Powershell is a great tool in any Windows admin arsenal. One of the most powerful features is “PS Remoting”. One thing you usually have to do on a new computer or a group of servers is enable remoting so that you can run PS from a single computer and use it to run commands on other computers. Typically you just have to type:

  • From Admin CMD:
   winrm quickconfig
  • From Admin PS:
   Set-WSManQuickConfig -force
   # Or
   Enable-PSRemoting
  • From an admin PS window, but I have seen that fail with something about “public network” firewall and then fail again because the computer wasn’t in my trusted lists. This guide is a brief overview on PS remoting rules.

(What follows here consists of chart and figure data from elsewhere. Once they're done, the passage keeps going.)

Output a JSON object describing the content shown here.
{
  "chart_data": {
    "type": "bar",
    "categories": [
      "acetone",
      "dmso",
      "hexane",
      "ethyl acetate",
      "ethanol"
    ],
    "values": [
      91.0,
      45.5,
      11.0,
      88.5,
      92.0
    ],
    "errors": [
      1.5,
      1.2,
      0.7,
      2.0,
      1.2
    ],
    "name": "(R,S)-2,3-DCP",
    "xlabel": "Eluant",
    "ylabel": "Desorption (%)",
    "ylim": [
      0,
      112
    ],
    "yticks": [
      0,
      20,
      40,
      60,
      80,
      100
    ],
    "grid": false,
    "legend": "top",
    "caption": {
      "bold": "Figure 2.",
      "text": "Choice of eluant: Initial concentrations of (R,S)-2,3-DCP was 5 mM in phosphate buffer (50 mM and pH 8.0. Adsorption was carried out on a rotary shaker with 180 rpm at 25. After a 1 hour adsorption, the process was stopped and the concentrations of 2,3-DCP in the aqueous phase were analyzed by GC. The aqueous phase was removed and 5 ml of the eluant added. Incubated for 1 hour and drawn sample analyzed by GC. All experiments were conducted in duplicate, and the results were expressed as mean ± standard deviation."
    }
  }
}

Follow these steps to resolve the issues:

To Resolve:

  1. To fix the public network issue you can run “Enable-PSRemoting -SkipNetworkProfileCheck” or:

    • Run the following on both machines (local and remote)
    $networkListManager = [Activator]::CreateInstance([Type]::GetTypeFromCLSID([Guid]"{DCB00C01-570F-4A9B-8D69-199FDBA5723B}"))
    $connections = $networkListManager.GetNetworkConnections()
    
    # Set network location to Private for all networks
    
    $connections | % {$_.GetNetwork().SetCategory(1)}
    
  2. To add a computer as a trusted host:

    winrm s winrm/config/client '@{TrustedHosts="test"}'
    
    # or
    Set-Item WSMan:localhostClientTrustedHosts -Value "machineA,machineB"
    
    # Or to allow any and all computers (not recommended)
    Set-Item WSMan:localhostClientTrustedHosts -Value "*"
    
  3. PS Remoting should create rules in the firewall for you, but if you need to enable WinRM manually, type:

    # Older Versions of PS
    netsh advfirewall firewall set rule group="Windows Management Instrumentation (WMI)" new enable=yes
    
    # WS2012R2 or W8.1+
    
    Set-NetFirewallRule -Name WINRM-HTTP-In-TCP-PUBLIC -RemoteAddress Any
    
  4. Try testing by typing:

    Enter-PSSession -ComputerName (remoteHostName) -Credential (adminUserName)
    
    # Example
    Enter-PSSession -Computer DC1 -Credential mylab\administrator
    # it will prompt for a password when you connect.
    
  5. To Enable Remoting remotely:

    $ArgList = @(
       "powershell"
       "Start-Process powershell"
       "-Verb runAs"
       "-ArgumentList 'Enable-PSRemoting –force;"
       "Set-Item WSMan:localhost\client\trustedhosts -value *'"
       ) -join ' '
    
    $IWM_Params = @{
       ComputerName = $TargetMachine
       Namespace = 'root\cimv2'
       Class = 'Win32_Process'
       Name = 'Create'
       Credential = $Cred
       # the next value may need to be quoted if it needs to be [string] instead of [int]
       Impersonation = 3
       EnableAllPrivileges = $True
       ArgumentList = $ArgList
       }
    Invoke-WmiMethod @IWM_Params
    
  6. Make sure to change the * on the trusted host to *.yourdomain.com.